The strike, held a few days after 400 Jewish men were herded together on the spot where the statue now stands, was brutally put down by the SS within hours, and is remembered by few today. The statue’s rotund subject was a real-life non-Jewish dockworker who participated in the strike because he felt it was the right thing to do.
A small room in the city’s historic Dutch Theatre, once a point of assembly for Jews about to be shipped off to concentration camps, holds a humble memorial of three little stones. The memorial seems unimportant. Search for the true story, however, and you’ll find that the three stones represent a local man named Walter Suskind, his wife and small daughter. Suskind was the hero who smuggled 1,200 Jewish children to safety during the war. In 1945 his activities were discovered by the Nazis and he and his family were themselves sent to Auschwitz, never to return.

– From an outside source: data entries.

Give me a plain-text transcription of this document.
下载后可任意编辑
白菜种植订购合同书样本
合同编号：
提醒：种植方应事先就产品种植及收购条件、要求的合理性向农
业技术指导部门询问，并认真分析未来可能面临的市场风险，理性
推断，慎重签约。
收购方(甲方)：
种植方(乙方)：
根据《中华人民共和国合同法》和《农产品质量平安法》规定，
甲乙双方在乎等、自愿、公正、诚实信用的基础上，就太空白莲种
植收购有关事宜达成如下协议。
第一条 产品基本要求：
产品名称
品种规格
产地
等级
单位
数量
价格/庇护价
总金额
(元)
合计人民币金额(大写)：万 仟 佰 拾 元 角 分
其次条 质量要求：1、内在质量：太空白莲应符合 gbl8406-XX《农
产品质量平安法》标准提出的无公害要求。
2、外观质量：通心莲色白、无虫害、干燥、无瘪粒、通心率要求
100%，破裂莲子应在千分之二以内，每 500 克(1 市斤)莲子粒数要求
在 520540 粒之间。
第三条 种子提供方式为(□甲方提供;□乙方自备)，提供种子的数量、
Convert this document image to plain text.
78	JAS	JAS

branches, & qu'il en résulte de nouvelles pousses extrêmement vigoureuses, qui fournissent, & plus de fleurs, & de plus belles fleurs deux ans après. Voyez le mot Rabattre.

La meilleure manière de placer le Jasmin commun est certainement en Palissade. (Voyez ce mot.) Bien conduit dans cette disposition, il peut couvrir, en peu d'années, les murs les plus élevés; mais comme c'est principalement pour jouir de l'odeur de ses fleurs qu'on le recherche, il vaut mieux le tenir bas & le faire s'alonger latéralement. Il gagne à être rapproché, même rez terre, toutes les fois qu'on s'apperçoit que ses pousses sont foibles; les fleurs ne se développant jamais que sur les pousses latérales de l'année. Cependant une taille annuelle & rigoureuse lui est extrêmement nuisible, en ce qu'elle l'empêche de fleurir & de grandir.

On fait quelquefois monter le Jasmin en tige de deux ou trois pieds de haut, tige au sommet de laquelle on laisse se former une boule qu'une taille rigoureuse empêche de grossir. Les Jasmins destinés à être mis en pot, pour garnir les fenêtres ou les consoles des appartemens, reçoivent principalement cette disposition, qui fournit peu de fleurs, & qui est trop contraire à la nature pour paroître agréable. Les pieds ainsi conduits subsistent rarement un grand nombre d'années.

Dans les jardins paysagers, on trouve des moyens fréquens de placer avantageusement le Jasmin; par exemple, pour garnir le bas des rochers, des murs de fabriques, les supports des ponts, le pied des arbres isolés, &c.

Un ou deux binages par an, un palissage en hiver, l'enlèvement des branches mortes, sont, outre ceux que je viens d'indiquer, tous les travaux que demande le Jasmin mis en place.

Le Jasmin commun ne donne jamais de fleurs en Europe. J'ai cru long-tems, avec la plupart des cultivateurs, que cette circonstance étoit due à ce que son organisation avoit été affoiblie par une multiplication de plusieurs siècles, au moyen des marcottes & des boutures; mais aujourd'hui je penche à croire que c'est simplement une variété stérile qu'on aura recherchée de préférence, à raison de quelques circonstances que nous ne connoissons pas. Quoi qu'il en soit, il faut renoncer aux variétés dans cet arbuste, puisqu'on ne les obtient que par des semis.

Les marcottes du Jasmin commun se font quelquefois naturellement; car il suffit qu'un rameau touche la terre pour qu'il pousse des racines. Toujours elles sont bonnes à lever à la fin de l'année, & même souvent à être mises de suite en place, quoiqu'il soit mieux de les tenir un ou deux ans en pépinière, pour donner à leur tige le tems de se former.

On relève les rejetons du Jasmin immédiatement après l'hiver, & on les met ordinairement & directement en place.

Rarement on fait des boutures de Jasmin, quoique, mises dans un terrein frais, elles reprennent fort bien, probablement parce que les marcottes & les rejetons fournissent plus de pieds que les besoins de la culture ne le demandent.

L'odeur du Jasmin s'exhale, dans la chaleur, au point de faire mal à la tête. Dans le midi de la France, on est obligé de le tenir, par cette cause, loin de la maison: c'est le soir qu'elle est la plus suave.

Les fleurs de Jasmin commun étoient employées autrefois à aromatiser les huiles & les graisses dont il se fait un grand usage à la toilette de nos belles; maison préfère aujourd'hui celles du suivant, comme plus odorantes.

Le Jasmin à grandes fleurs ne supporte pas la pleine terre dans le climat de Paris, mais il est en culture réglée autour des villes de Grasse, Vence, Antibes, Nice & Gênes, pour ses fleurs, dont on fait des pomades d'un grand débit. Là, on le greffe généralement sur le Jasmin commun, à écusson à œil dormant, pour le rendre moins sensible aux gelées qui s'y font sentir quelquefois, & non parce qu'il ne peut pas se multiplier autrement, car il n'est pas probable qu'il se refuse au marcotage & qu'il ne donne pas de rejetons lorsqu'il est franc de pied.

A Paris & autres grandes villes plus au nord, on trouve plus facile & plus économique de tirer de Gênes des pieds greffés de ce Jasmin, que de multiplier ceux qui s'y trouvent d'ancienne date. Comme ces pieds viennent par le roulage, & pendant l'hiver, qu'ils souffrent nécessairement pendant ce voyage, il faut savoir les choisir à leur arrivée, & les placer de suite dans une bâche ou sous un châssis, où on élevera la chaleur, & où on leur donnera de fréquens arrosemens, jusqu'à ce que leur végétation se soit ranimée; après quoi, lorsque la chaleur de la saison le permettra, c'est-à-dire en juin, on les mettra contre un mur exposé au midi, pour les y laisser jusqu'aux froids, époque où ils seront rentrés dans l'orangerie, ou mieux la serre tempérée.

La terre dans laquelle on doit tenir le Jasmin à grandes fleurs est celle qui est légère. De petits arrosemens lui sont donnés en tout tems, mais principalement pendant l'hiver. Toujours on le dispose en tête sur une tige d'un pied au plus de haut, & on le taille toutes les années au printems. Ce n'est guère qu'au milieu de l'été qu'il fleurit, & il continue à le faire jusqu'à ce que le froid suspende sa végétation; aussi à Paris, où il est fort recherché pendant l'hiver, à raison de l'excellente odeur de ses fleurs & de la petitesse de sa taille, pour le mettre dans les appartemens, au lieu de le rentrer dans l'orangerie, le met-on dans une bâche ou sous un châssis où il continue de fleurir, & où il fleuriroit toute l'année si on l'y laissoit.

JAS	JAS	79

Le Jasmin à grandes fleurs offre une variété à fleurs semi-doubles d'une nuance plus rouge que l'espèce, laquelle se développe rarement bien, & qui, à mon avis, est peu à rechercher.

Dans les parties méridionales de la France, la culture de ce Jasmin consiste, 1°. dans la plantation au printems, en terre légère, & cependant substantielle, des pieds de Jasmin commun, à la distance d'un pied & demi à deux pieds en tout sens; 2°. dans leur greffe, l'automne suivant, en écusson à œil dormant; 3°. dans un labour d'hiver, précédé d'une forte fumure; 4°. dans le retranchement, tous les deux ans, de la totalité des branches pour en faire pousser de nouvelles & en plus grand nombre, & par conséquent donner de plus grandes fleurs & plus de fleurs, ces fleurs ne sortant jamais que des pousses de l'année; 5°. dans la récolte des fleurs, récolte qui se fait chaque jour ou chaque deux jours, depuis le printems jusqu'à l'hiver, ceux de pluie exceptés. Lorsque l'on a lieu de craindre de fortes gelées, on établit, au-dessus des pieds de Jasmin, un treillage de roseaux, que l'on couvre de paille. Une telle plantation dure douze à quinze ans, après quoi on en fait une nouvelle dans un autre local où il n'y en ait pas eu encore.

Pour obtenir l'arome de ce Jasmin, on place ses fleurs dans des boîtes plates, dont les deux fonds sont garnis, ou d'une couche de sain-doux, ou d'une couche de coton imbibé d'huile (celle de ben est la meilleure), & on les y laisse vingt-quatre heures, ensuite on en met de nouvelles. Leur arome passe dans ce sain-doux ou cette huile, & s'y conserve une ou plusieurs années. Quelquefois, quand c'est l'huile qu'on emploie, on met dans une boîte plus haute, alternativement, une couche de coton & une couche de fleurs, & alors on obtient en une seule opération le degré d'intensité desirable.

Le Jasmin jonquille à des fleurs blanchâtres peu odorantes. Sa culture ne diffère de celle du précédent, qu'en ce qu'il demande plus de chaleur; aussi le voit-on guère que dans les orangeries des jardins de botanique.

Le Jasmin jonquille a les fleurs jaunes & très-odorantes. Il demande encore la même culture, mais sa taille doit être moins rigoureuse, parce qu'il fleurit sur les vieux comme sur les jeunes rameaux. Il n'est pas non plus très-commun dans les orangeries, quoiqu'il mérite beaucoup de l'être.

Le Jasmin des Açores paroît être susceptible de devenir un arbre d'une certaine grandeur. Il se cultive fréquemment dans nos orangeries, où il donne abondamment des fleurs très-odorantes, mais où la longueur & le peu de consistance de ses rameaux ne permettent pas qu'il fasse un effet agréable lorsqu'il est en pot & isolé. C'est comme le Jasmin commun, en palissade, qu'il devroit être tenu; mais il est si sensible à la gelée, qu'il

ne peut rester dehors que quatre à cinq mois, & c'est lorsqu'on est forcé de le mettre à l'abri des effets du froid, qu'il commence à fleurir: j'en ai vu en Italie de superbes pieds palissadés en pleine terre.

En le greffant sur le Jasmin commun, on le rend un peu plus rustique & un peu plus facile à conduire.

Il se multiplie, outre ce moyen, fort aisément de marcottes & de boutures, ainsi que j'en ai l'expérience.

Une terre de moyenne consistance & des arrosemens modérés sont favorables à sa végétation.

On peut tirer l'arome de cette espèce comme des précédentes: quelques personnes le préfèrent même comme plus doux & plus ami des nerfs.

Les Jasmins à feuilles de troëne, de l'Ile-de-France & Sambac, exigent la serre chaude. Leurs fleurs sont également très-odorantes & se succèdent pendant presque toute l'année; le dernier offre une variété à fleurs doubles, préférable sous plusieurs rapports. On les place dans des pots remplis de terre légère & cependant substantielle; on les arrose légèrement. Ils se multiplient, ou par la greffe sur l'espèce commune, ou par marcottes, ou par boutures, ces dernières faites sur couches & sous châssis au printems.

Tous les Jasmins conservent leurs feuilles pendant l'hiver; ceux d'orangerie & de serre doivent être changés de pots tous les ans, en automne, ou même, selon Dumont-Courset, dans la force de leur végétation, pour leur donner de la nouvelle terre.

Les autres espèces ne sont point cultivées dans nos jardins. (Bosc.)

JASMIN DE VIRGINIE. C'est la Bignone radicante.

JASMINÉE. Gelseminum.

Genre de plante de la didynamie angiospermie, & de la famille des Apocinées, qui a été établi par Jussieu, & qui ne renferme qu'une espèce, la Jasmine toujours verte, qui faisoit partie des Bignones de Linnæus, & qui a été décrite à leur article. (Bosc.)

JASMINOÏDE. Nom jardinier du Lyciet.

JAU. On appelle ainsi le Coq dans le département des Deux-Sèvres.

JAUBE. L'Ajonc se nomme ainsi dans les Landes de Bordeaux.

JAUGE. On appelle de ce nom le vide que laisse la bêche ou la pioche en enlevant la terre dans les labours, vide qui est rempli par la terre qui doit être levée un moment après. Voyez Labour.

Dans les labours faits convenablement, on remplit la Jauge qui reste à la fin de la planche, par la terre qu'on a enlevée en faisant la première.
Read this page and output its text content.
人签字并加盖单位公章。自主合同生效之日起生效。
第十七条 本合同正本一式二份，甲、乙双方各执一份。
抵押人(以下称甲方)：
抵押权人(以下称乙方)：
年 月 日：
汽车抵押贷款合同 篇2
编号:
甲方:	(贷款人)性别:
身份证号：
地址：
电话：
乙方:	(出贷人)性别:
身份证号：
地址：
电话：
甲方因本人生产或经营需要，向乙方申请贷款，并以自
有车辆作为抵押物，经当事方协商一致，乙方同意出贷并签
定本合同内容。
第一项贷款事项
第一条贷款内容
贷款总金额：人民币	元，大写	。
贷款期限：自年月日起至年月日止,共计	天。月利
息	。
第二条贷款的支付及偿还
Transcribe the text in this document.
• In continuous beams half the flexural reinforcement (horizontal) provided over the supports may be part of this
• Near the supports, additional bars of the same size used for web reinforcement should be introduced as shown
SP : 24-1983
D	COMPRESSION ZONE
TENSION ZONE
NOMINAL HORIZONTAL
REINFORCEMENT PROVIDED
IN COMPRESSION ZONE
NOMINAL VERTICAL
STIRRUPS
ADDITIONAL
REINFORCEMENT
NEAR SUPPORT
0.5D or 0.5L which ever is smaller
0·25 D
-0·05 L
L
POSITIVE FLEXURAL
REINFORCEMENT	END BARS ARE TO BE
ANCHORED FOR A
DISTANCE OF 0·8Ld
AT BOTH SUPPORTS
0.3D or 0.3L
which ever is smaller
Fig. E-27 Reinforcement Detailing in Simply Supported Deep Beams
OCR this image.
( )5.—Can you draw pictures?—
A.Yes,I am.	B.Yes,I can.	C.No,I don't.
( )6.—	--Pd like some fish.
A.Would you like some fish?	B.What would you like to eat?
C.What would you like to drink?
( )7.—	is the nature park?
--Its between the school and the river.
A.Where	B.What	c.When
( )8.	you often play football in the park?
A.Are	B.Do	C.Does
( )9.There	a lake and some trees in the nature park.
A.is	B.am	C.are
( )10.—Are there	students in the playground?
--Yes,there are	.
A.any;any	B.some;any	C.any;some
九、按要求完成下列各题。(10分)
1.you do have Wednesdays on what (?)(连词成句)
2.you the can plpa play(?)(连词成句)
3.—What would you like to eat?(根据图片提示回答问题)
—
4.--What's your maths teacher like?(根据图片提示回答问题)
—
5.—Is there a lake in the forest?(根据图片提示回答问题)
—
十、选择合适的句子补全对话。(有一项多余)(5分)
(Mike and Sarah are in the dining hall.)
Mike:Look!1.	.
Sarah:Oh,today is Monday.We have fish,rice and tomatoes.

Soon I begin to understand how many centuries’ worth of brave Amsterdammers have risked it all to welcome and aid minorities in dark times, and that courage was common place in the face of tyranny. It underscores the strength of Amsterdam’s heritage of tolerance more than any fashionable pot bar or cheesy sex shop ever could.
My point is, the “what” that you look for isn’t nearly as important as the act of searching for new ways to connect to a city’s unique DNA. The important thing is looking from a thematic perspective, searching for that thread of history that informs its culture. This can provide the prism through which you can see through the here-and-now veneer and access the richness of a city’s historical character, forged in the crucible of time and trial.